It is a horrible fact that we can read in the daily paper, without interrupting our breakfast, numerical reckonings of death and destruction that ought to break our hearts or scare us out of our wits. This brings us to an entirely practical question: Can we–and if we can, how can we–make actual in our minds the sometimes urgent things we say we know? This obviously can not be accomplished by a technological breakthrough, nor can it be accomplished by a big thought. Perhaps it cannot be accomplished at all. – Wendell Berry, The Jefferson Lecture
So can we? Who really can wrap their heads around the collective and massive agony of a planet gone mad? And even if we could, would we be capable of the herculean effort that it would require to correct the situation? Do we even know how? And even if we did, how many people would care enough?
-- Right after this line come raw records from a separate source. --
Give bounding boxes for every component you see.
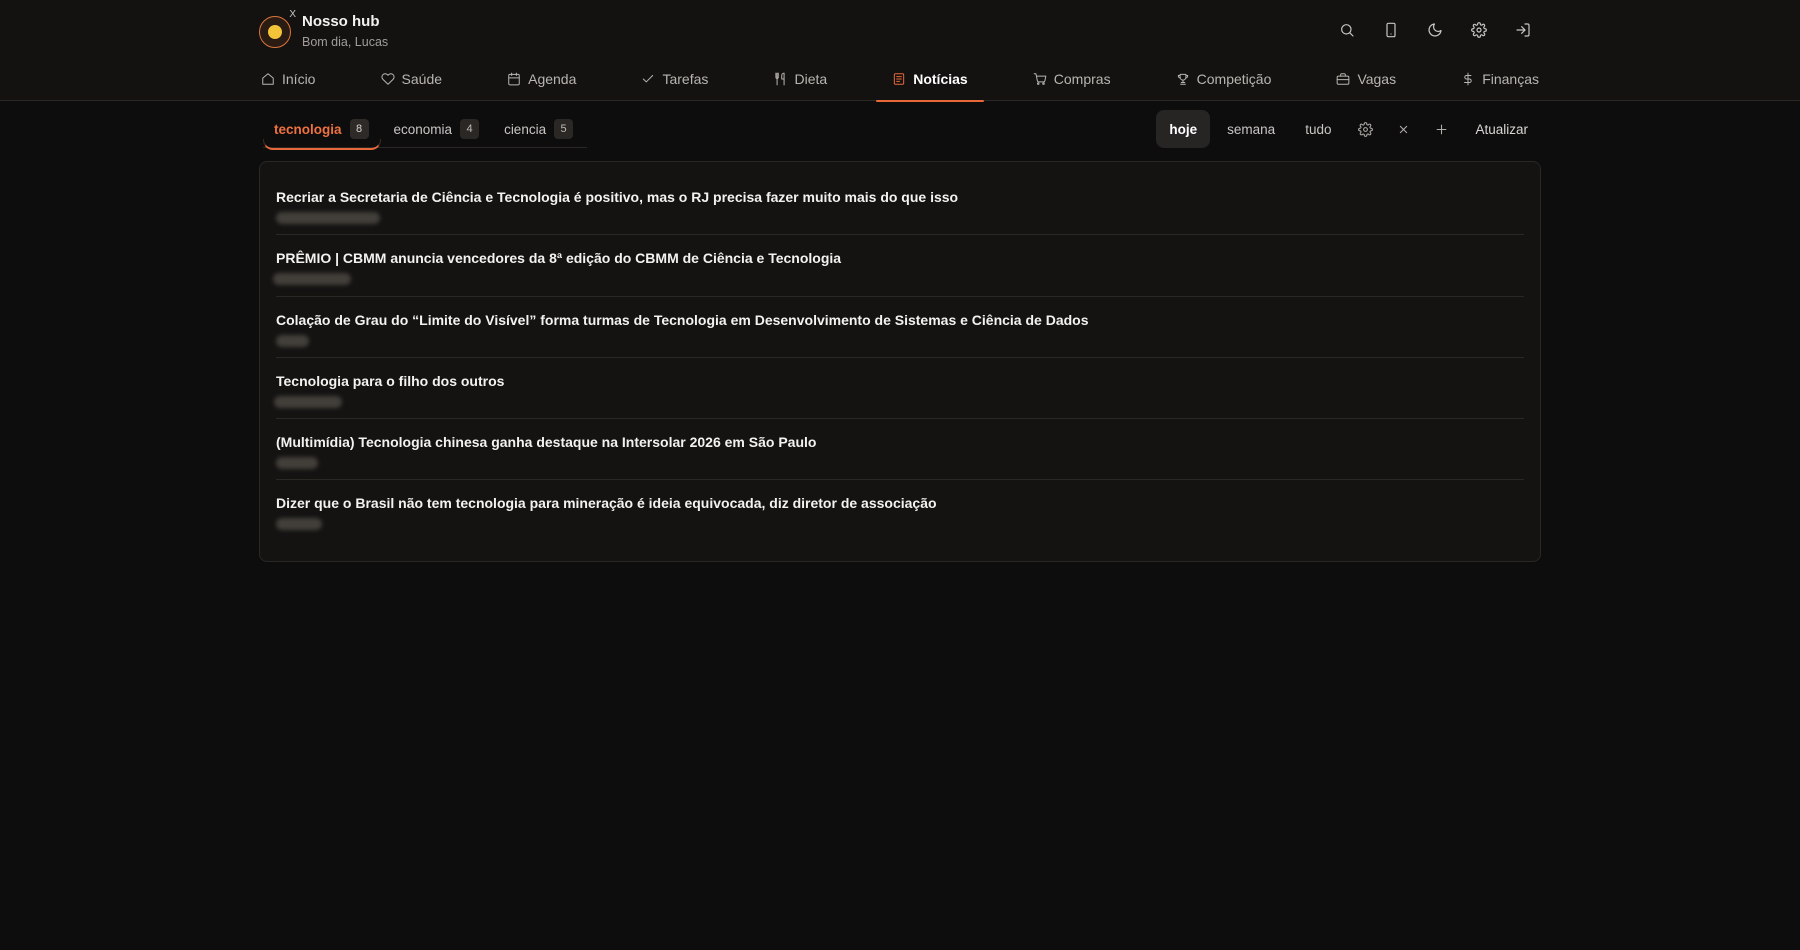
news-item[interactable]: PRÊMIO | CBMM anuncia vencedores da 8ª e… — [273, 235, 1524, 297]
nav-item-agenda[interactable]: Agenda — [505, 64, 578, 101]
newspaper-icon — [894, 73, 905, 85]
topic-count-badge: 5 — [554, 119, 574, 139]
news-item[interactable]: (Multimídia) Tecnologia chinesa ganha de… — [276, 419, 1524, 481]
news-title[interactable]: Dizer que o Brasil não tem tecnologia pa… — [276, 495, 1524, 512]
news-list: Recriar a Secretaria de Ciência e Tecnol… — [259, 161, 1541, 562]
avatar-face-icon — [268, 24, 282, 39]
nav-item-label: Tarefas — [662, 71, 709, 87]
nav-item-label: Compras — [1053, 71, 1111, 87]
news-item[interactable]: Tecnologia para o filho dos outros — [274, 358, 1524, 420]
nav-item-label: Competição — [1196, 71, 1272, 87]
topic-label: economia — [393, 121, 453, 137]
close-icon[interactable] — [1386, 110, 1420, 148]
utensils-icon — [775, 72, 786, 86]
nav-item-label: Finanças — [1482, 71, 1539, 87]
nav-item-dieta[interactable]: Dieta — [771, 64, 829, 101]
news-title[interactable]: Colação de Grau do “Limite do Visível” f… — [276, 312, 1524, 329]
news-source-redacted — [273, 273, 351, 286]
home-icon — [262, 73, 274, 85]
topic-tab-tecnologia[interactable]: tecnologia 8 — [263, 111, 381, 150]
check-icon — [643, 75, 654, 83]
calendar-icon — [508, 72, 520, 86]
news-title[interactable]: PRÊMIO | CBMM anuncia vencedores da 8ª e… — [276, 250, 1524, 267]
avatar[interactable]: X — [259, 9, 296, 48]
news-item[interactable]: Colação de Grau do “Limite do Visível” f… — [276, 297, 1524, 358]
briefcase-icon — [1337, 73, 1350, 85]
topic-count-badge: 4 — [460, 119, 480, 139]
news-title[interactable]: Recriar a Secretaria de Ciência e Tecnol… — [276, 189, 1524, 206]
heart-icon — [380, 73, 395, 85]
logout-icon[interactable] — [1505, 16, 1541, 44]
nav-item-financas[interactable]: Finanças — [1459, 64, 1541, 101]
trophy-icon — [1177, 73, 1188, 85]
nav-item-inicio[interactable]: Início — [259, 64, 317, 101]
header-actions — [1329, 16, 1541, 44]
nav-item-tarefas[interactable]: Tarefas — [639, 64, 710, 101]
news-source-redacted — [276, 212, 380, 224]
nav-item-compras[interactable]: Compras — [1031, 64, 1113, 101]
nav-item-label: Dieta — [794, 71, 828, 87]
nav-item-label: Saúde — [401, 71, 443, 87]
search-icon[interactable] — [1329, 16, 1365, 44]
gear-icon[interactable] — [1461, 16, 1497, 44]
nav-item-noticias[interactable]: Notícias — [876, 64, 985, 102]
cart-icon — [1033, 73, 1047, 85]
filter-today-button[interactable]: hoje — [1156, 110, 1211, 148]
period-filters: hoje semana tudo Atualizar — [1156, 110, 1541, 148]
gear-icon[interactable] — [1348, 110, 1382, 148]
dollar-icon — [1464, 72, 1472, 86]
topic-label: ciencia — [504, 121, 547, 137]
nav-item-saude[interactable]: Saúde — [379, 64, 444, 101]
topic-count-badge: 8 — [349, 119, 369, 139]
news-item[interactable]: Dizer que o Brasil não tem tecnologia pa… — [276, 480, 1524, 541]
news-source-redacted — [274, 395, 342, 408]
topic-tab-economia[interactable]: economia 4 — [383, 111, 492, 147]
filter-all-button[interactable]: tudo — [1292, 110, 1344, 148]
brand: X Nosso hub Bom dia, Lucas — [259, 9, 389, 50]
refresh-button[interactable]: Atualizar — [1462, 110, 1541, 148]
nav-item-label: Vagas — [1357, 71, 1397, 87]
app-title: Nosso hub — [302, 13, 380, 30]
news-title[interactable]: (Multimídia) Tecnologia chinesa ganha de… — [276, 434, 1524, 451]
news-title[interactable]: Tecnologia para o filho dos outros — [276, 373, 1524, 390]
plus-icon[interactable] — [1424, 110, 1458, 148]
news-item[interactable]: Recriar a Secretaria de Ciência e Tecnol… — [276, 174, 1524, 236]
main-nav: Início Saúde Agenda Tarefas Dieta Notíci… — [259, 64, 1541, 102]
news-source-redacted — [276, 457, 318, 470]
app-header: X Nosso hub Bom dia, Lucas Início Saúde … — [0, 0, 1800, 102]
nav-item-label: Início — [282, 71, 316, 87]
topic-tabs: tecnologia 8 economia 4 ciencia 5 — [263, 111, 588, 150]
moon-icon[interactable] — [1417, 16, 1453, 44]
nav-item-competicao[interactable]: Competição — [1174, 64, 1274, 101]
avatar-badge: X — [289, 8, 296, 20]
mobile-icon[interactable] — [1373, 16, 1409, 44]
news-source-redacted — [276, 518, 322, 531]
filter-week-button[interactable]: semana — [1214, 110, 1288, 148]
greeting: Bom dia, Lucas — [302, 35, 389, 49]
topic-label: tecnologia — [274, 121, 342, 137]
topic-tab-ciencia[interactable]: ciencia 5 — [493, 111, 585, 147]
nav-item-label: Agenda — [528, 71, 577, 87]
nav-item-label: Notícias — [913, 71, 968, 87]
nav-item-vagas[interactable]: Vagas — [1334, 64, 1398, 101]
news-source-redacted — [276, 334, 309, 347]
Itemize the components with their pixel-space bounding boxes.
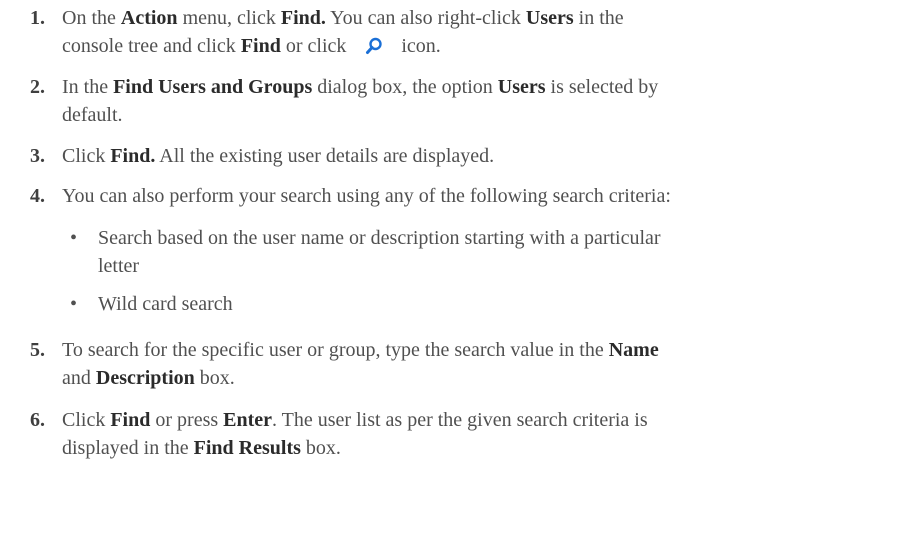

And is it even up to us? The Bible says that it isn’t:
I well know, O Jehovah, that man’s way does not belong to him. It does not belong to man who is walking even to direct his step. – Jeremiah 10:23
So what does God really expect of us? Do we just stand by and watch as the world goes up in smoke?
“Teacher, which is the greatest commandment in the Law?”+37 He said to him: “‘You must love Jehovah* your God with your whole heart and with your whole soul* and with your whole mind.’+ 38 This is the greatest and first commandment. 39 The second, like it, is this: ‘You must love your neighbor as yourself.’+ 40 On these two commandments the whole Law hangs, and the Prophets.”+ – Matthew 22: 36-40
So, although God promises to step in and handle the things that we cannot fix on our own, he has always expected people to show love. Most of what destroys and hurts people and other living beings is behavior that is the opposite of love. We can, as Gandhi so famously said, “be the change” we wish to see in the world as we wait patiently for God’s intervention.